U.S. Treasury Secretary Janet Yellen said in a speech in Rio de Janeiro on Thursday morning that the GDP report "confirms that we are on a path of stable growth and falling inflation."

After the release of Thursday's macro data, the probability of a rate cut shown by the Chicago Mercantile Exchange's "Fed Watch" tool has not changed much, still with a 100% chance of a rate cut in September, but the probability of a rate cut in July is less than 10%.

Analyst Kristine Aquino said that the unexpected upward trend in U.S. economic growth and inflation indicators has solidified the market's belief that it is too early for the Federal Reserve to cut interest rates in July. Although former New York Federal Reserve Bank President Dudley believes that interest rates need to be lowered immediately, a September rate cut is still the basic expectation for traders. Nevertheless, they clearly believe that there will be more economic weakness in the last few months of this year as they continue to hold out hope for the possibility of a third rate cut before December.
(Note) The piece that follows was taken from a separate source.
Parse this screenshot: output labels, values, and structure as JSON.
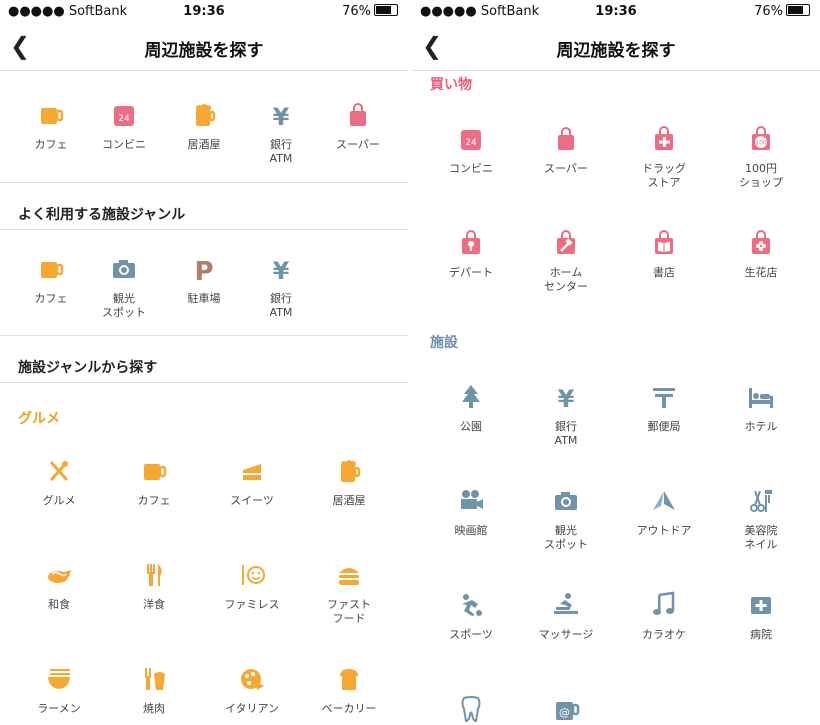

Bullard, a former hawkish member of the Federal Reserve, commented on CNBC that the growth rate in the first half of the year was close to 2%, and the Federal Reserve may begin to hint that it is ready to cut interest rates in September. The latest economic data does not point to a recession, and productivity has not really improved. The economy is slowing down, but it is approaching the trend growth rate, which is a soft landing.